Keller Brenton, Draelos Mark, Tang Gao, Farsiu Sina, Kuo Anthony N, Hauser Kris, Izatt Joseph A
Department of Biomedical Engineering, Duke University, Durham, NC 27708, USA.
Department of Mechanical Engineering, Duke University, Durham, NC 27708, USA.
Biomed Opt Express. 2018 May 21;9(6):2716-2732. doi: 10.1364/BOE.9.002716. eCollection 2018 Jun 1.

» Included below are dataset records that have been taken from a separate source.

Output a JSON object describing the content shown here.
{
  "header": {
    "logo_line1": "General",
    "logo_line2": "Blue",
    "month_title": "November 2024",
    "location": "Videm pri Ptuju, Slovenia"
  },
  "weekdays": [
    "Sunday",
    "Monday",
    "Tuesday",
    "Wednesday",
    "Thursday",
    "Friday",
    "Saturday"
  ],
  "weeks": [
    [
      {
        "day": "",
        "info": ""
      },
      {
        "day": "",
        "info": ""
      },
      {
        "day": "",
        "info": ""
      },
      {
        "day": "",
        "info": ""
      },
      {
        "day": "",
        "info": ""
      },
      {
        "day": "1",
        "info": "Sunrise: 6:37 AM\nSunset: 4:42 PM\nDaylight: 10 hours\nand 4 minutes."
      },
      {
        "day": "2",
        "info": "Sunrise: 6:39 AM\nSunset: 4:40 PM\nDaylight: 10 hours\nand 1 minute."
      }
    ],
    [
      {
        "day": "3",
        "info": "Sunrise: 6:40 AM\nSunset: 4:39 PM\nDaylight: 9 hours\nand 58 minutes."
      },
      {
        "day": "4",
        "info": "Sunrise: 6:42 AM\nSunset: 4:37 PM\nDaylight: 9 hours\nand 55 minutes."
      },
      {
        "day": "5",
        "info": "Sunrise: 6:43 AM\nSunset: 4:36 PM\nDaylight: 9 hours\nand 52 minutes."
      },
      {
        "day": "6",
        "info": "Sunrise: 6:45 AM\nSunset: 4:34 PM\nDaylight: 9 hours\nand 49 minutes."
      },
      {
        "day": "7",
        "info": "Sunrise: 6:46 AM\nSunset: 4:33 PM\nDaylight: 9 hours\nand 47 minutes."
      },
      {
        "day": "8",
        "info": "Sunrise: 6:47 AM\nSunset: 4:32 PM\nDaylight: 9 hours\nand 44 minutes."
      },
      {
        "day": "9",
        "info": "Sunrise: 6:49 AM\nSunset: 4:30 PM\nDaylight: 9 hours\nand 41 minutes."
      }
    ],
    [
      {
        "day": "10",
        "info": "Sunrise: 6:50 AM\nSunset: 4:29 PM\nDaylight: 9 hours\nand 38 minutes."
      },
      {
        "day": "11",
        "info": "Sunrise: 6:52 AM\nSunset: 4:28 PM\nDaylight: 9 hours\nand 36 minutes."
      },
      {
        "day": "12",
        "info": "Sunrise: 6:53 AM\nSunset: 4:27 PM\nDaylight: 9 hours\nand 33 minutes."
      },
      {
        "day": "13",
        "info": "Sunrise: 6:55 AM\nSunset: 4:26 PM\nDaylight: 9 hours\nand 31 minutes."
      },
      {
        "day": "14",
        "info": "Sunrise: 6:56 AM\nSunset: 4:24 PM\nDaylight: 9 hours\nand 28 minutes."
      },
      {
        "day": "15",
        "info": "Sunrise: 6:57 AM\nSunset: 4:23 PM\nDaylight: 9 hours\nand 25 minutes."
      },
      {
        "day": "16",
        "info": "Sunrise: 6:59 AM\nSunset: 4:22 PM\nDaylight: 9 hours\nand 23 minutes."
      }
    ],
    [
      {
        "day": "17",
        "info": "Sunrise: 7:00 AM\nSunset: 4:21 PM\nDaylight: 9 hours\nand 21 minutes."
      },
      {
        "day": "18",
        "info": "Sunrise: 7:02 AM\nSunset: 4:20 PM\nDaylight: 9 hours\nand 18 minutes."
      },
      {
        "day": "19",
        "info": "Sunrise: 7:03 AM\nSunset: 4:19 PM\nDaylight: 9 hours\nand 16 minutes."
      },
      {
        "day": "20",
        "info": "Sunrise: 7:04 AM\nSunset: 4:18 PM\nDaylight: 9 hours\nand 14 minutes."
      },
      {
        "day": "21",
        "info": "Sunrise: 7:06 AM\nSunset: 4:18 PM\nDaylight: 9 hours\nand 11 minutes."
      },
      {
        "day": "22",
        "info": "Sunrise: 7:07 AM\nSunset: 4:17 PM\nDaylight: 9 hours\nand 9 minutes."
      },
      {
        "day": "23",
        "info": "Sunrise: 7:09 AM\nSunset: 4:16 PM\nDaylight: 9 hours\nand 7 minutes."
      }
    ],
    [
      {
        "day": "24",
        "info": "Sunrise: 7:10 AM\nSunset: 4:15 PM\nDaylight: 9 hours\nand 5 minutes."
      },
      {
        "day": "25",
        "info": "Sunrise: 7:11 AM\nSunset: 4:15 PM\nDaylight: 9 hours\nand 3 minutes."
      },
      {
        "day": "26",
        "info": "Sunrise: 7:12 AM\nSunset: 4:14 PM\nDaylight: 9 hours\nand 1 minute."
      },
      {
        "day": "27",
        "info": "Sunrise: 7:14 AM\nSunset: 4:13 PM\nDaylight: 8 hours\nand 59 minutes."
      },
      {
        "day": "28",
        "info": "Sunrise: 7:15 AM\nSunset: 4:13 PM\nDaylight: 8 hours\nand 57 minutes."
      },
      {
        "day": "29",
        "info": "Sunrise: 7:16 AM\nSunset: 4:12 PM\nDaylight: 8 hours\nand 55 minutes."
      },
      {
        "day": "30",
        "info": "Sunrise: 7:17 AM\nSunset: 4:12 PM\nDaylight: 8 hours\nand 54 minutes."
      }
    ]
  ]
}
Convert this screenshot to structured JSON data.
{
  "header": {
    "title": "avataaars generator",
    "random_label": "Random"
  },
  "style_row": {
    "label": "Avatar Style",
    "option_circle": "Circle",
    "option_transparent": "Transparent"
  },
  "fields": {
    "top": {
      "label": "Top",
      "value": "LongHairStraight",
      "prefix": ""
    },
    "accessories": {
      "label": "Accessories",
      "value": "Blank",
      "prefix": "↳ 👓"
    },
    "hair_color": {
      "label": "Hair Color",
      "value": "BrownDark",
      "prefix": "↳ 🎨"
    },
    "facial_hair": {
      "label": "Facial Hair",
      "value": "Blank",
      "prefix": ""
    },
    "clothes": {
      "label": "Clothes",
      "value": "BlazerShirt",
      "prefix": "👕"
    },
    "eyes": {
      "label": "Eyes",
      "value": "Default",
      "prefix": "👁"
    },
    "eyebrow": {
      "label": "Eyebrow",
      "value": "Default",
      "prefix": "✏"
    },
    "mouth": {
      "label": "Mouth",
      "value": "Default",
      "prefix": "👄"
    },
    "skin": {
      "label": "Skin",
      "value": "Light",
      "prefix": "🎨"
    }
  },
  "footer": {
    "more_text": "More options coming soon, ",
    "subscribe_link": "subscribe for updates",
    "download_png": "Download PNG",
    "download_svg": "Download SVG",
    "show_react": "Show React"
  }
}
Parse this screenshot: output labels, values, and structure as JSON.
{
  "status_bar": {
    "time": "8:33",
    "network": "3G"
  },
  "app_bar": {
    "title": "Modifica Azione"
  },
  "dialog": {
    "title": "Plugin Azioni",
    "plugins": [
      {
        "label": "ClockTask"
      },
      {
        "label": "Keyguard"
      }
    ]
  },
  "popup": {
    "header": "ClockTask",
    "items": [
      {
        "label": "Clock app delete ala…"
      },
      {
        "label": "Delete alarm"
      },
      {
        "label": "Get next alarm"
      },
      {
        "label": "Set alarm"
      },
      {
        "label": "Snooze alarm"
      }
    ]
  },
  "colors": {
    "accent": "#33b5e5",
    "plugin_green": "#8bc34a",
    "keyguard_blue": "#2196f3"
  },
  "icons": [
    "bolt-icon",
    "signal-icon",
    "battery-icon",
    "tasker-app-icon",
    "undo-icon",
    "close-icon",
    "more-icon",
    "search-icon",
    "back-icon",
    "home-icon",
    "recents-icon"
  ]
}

Ophthalmic procedures demand precise surgical instrument control in depth, yet standard operating microscopes supply limited depth perception. Current commercial microscope-integrated optical coherence tomography partially meets this need with manually-positioned cross-sectional images that offer qualitative estimates of depth. In this work, we present methods for automatic quantitative depth measurement using real-time, two-surface corneal segmentation and needle tracking in OCT volumes. We then demonstrate these methods for guidance of deep anterior lamellar keratoplasty (DALK) needle insertions. Surgeons using the output of these methods improved their ability to reach a target depth, and decreased their incidence of corneal perforations, both with statistical significance. We believe these methods could increase the success rate of DALK and thereby improve patient outcomes.
眼科手术需要在深度上精确控制手术器械,但标准手术显微镜提供的深度感知有限。目前的商用显微镜集成光学相干断层扫描通过手动定位的横截面图像部分满足了这一需求,这些图像提供了深度的定性估计。在这项工作中,我们提出了使用实时双表面角膜分割和OCT体积中的针跟踪进行自动定量深度测量的方法。然后,我们展示了这些方法用于指导深层前板层角膜移植术(DALK)针插入。使用这些方法输出的外科医生提高了到达目标深度的能力,并降低了角膜穿孔的发生率,两者均具有统计学意义。我们相信这些方法可以提高DALK的成功率,从而改善患者的治疗效果。